Robert Meyers, 49, was out of state when the shooting happened late Feb. 12. He said he thinks his wife was frightened by the initial encounter with a motorist who blocked her way and threatened her and her teenage daughter while they headed home from a driving lesson at a neighborhood school.
A tire-squealing confrontation and gunfire followed several blocks from home before the fatal shooting several houses away from the Meyers home.
"I don't know what she saw," Robert Meyers said. "She's dead. I can't ask her. But this was intentional — to kill the person in the green car."
Officer Larry Hadfield, a Las Vegas police spokesman, declined to comment on the change of accounts, and whether Tammy Meyers' death resulted from a random road-rage shooting as it first appeared.
Meyers said his wife and Nowsch knew each other well enough that the teen hitched up his saggy shorts when she approached him in a park, so she wouldn't have to tell him to do so.
It's not clear if they recognized each other during the fatal confrontation. Robert Meyers said Nowsch was probably familiar with the family Buick but might not have seen it since the windows were tinted dark last summer.
Nowsch is charged with murder, attempted murder and firing a weapon from a vehicle. He wasn't asked to enter a plea Monday and didn't say a word as he stood shackled in a courtroom packed with media for his brief initial court appearance.
Justice of the Peace Conrad Hafen scheduled a March 10 preliminary hearing to determine if Nowsch should stand trial.
Nowsch's lawyers, brothers Conrad Claus and Augustus Claus, said outside court they also don't believe the case involved road rage. They want to review police reports and video evidence before talking more about the defense.
Police said Nowsch told friends he was at the park and became alarmed by a vehicle he thought was following him, so he called a friend to pick him up.
Police also said Nowsch bragged to friends several hours after the shooting that he "got those kids, they were after me, and I got them."
Nowsch showed his friends a.45-caliber handgun and told them he fired several shots in the first encounter and 22 shots in the cul-de-sac, authorities said.
Robert Meyers and police said Brandon Meyers fired three shots during the second shooting. It wasn't clear if he hit a silver Audi with Nowsch and at least one other person inside, police said.
Nowsch lived with his single mother and her 1-month-old baby girl about a block from the Meyers home.
Tammy Meyers served as a mother figure to youngsters about the same age as her children, now 15 to 22, Meyers said, and two of Meyers' sons attended high school with Nowsch.

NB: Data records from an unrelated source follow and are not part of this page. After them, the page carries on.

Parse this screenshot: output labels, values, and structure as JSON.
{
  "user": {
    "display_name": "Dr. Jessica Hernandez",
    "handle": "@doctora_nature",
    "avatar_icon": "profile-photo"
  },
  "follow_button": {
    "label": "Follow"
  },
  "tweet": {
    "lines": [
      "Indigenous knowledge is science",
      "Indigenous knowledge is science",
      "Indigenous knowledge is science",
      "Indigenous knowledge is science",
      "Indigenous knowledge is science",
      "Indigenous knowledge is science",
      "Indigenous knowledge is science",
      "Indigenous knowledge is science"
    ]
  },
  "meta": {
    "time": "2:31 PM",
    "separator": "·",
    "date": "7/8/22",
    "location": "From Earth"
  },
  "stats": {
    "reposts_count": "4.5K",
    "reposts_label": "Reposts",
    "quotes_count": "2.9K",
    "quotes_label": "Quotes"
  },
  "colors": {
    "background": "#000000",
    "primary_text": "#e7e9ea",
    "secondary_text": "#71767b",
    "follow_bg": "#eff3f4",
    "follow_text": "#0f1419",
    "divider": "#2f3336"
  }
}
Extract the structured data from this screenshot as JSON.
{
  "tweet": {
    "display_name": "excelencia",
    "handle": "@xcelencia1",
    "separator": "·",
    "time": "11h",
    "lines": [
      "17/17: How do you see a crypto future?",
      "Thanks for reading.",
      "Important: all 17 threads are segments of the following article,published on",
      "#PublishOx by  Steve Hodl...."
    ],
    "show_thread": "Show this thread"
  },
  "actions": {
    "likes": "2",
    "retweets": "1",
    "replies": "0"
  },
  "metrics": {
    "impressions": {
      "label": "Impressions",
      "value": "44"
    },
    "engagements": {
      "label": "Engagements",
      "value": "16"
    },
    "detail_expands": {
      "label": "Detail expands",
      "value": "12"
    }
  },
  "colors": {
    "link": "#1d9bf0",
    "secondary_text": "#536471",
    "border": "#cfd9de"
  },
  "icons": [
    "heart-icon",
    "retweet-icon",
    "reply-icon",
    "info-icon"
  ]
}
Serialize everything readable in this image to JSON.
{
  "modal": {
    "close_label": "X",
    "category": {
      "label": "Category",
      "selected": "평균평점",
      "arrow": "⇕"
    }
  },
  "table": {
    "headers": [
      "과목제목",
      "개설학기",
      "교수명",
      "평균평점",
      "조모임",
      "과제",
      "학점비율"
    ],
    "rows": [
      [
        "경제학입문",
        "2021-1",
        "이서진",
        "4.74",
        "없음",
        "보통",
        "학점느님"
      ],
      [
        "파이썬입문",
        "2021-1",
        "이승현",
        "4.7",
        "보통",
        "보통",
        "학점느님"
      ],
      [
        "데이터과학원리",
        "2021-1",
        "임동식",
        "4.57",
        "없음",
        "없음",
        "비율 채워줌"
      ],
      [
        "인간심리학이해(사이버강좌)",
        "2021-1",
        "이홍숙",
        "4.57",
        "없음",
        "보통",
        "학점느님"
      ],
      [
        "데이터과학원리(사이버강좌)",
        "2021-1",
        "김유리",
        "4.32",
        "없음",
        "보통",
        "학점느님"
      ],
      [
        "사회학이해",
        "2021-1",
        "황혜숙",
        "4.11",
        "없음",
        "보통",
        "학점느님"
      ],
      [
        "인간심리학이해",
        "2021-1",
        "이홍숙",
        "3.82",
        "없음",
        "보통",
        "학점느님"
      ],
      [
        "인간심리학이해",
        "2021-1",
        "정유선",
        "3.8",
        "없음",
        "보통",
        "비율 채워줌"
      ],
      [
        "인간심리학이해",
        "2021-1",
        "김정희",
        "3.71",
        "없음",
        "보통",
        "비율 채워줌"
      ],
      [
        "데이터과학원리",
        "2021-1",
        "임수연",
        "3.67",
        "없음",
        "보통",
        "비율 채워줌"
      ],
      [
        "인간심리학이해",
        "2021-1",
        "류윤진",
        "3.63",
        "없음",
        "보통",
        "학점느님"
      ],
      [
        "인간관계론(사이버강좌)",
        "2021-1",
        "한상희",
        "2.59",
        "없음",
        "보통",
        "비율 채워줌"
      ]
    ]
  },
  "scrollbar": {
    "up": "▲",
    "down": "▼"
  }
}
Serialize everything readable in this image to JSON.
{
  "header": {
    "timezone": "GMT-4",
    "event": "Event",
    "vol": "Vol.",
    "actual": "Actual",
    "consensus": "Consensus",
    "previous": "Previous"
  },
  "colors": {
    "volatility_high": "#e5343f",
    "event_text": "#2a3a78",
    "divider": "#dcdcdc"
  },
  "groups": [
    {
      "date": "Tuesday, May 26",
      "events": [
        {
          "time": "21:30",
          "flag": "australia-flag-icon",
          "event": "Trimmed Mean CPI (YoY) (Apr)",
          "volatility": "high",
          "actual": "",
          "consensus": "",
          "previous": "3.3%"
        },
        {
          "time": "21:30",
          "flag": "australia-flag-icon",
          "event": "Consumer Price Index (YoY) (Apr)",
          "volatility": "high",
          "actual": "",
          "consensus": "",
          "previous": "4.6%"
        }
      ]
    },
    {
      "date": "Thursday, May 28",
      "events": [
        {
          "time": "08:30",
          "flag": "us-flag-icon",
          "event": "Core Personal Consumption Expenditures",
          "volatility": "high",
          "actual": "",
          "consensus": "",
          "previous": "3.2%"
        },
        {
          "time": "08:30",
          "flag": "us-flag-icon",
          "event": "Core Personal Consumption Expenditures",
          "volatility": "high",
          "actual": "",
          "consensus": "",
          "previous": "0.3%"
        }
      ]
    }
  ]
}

Meyers said this wife gave Nowsch $20 when he said he was hungry, and the husband recalled Nowsch earning pocket money washing cars outside the Meyers home.
The teen and the neighborhood mom may have seen each other in passing on the weekend of Feb. 7-8, when Tammy Meyers walked the family dogs in the park where Nowsch often sat at a picnic bench with other teens, Robert Meyers said.
"Bunch of troublemakers," Robert Meyers said. "I wouldn't allow my kids to hang out with them."
Still, he denied there had been any bad blood.
Hadfield said investigators are still trying to locate the silver vehicle's driver, who has not been identified.